If you’ve spent any time researching a trip to Cuba as an American, you’ve probably dipped your toes into the Cuban Assets Control Regulations (CACR), managed by the Office of Foreign Assets Control (OFAC), under the Department of the Treasury.  One of the most prevalent and ambiguous phrases within the various regulations is the full-time schedule.  Reviewing, as an example, 31 CFR §515.563 (2), a trip to Cuba for journalistic activity is authorized, provided that:

The traveler’s schedule of activities does not include free time or recreation in excess of that consistent with a full-time schedule.

So, what is a full-time schedule from the perspective of the OFAC?  Does it vary depending on the general license you are traveling under (professional meetings, educational activities, journalistic activity, etc)?  Based on my research, the term is never defined by the OFAC, and I suspect this is not an oversight.

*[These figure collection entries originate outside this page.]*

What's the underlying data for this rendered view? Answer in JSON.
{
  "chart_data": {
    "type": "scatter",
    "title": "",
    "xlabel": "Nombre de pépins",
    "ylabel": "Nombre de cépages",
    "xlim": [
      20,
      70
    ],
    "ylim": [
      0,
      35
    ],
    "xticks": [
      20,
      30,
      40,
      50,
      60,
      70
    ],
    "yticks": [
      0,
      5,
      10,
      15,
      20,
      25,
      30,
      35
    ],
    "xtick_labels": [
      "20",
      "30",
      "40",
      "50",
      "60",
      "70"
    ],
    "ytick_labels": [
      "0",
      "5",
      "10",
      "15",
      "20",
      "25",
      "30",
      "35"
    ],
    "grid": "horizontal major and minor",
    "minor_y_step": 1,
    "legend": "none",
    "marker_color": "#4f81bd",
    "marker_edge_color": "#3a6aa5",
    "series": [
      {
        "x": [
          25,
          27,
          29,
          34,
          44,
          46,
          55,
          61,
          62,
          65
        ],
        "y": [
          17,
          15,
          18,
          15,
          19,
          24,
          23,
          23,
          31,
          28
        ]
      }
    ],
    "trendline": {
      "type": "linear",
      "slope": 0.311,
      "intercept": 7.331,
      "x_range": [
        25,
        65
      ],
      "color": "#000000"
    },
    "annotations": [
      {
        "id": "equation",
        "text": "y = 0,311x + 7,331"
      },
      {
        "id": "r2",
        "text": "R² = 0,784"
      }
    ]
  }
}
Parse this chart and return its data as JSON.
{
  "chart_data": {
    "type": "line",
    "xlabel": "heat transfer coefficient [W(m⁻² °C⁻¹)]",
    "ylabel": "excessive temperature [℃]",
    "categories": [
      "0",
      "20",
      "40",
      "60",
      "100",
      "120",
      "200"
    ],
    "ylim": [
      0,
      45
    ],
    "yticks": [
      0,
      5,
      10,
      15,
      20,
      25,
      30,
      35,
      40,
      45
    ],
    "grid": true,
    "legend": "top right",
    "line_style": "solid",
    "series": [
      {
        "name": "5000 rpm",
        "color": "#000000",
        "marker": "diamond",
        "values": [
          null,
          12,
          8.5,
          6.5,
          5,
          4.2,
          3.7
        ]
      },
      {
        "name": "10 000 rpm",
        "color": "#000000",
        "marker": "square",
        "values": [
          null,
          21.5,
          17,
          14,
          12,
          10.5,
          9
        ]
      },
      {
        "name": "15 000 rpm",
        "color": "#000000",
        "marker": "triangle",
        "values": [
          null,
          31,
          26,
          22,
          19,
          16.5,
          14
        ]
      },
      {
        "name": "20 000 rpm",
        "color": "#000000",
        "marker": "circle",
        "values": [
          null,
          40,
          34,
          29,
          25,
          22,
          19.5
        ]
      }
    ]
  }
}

By not defining the term, both parties (the traveler and the Treasury) have the opportunity to be flexible in regards to what a full-time schedule constitutes.  If the traveler clearly shows their trip was not for the purpose of tourism (by keeping appropriate records and engaging in activities pursuant to the license they are traveling under), the ambiguity could allow the Treasury to clear the traveler of any wrong doing, even though their schedule may have been a little light on one or two days (as a generic example).  On the other hand, if the Treasury suspects a traveler of simply being a tourist in Cuba, the ambiguity provides them with additional flexibility to pursue punishment for violating Federal regulations.

Now is a good time to note that I am not a lawyer, nor an expert on the Code of Federal Regulations.  As such, some of this is speculation, but backed by what I see as sound reason and logic.  Consult a lawyer specializing in these sorts of things as your situation warrants.

How then, are we to begin defining the amount of time necessary to meet the requirements of a full-time schedule?  I propose one should look at other departments within the U.S. government and review how they define full-time, most notably as it pertains to employment and enrollment in higher education.

Full Time Student

The IRS defines a full-time student as someone who:

is enrolled for the number of hours or courses the school considers to be full-time attendance

This can certainly vary from school to school, but based on my research, most schools settle on the following:

  • Enrolling in twelve credit hours in a semester is considered full-time for a undergraduate student.
  • Enrolling in nine credit hours in a semester is considered full-time for a graduate student.

The lecture or seminar class is the most basic of college courses.  The U.S. Department of Education defines the work involved in a credit hour for a lecture or seminar as follows:

One lecture (taught) or seminar (discussion) credit hour represents 1 hour per week of scheduled class/seminar time and 2 hours of student preparation time.

Extrapolating this data, we can infer that a full-time schedule for a student is either 27 (graduate) or 36 (undergraduate) hours per week of work.  This breaks down to four to six hours a day, depending on one’s level of study.

Full Time Employment

Defining the number of hours required for full time employment varies depending on what part of the government you ask.  The Department of Labor does not provide a definition for full-time employment, noting:

The Fair Labor Standards Act (FLSA) does not define full-time employment or part-time employment. This is a matter generally to be determined by the employer.

This isn’t particularly helpful.  The Bureau of Labor Statistics provides better guidance:

Full time is 35 hours or more per week; part time is 1 to 34 hours per week.

Coming in on the lower end of the spectrum, Health and Human Services defines full-time employment as:

[a]ny employee who works an average of at least 30 hours per week for more than 120 days in a year.

The IRS supports this definition as it relates to the Affordable Care Act.

To summarize, depending on the government entity, full-time employment is defined as an hourly commitment of 30-35 hours per week, or roughly 5 hours a day.  This is consistent with the definitions above for a full-time student.

What Does this Mean for Cuba?

Erring on the side of caution, I will be operating under the assumption that a full-time schedule as it pertains to travel in Cuba is a minimum of 36 hours of authorized activities in a one week period.  Though not explicitly specified, the activities undertaken should be divided fairly evenly between the number of days one is staying on the island.  Engaging in all of your authorized activities on the first half of your trip and then ‘taking it easy’ for a few days would violate what is outlined by the Cuban Assets Control Regulations.  One should shorten their trip if they are able to complete all authorized activities in a shorter amount of time.

When planning a trip, you should start by identifying the authorized activities you are planning on engaging in.  Determine a fair estimate of the time required to complete these activities.  Use this number to determine the number of days required for the trip, using five to six hours a day as your minimum baseline (again, I am not a lawyer or an expert in this field; caveat lector).

Personally, I will be taking a six day trip to Havana in November under the journalistic activity general license.  At a bare minimum, I will be engaging in 36 hours of authorized activities.  If possible I would like to get closer to 40-42 hours, but I want to leave some room for contingency should things not go exactly to plan (as they rarely do).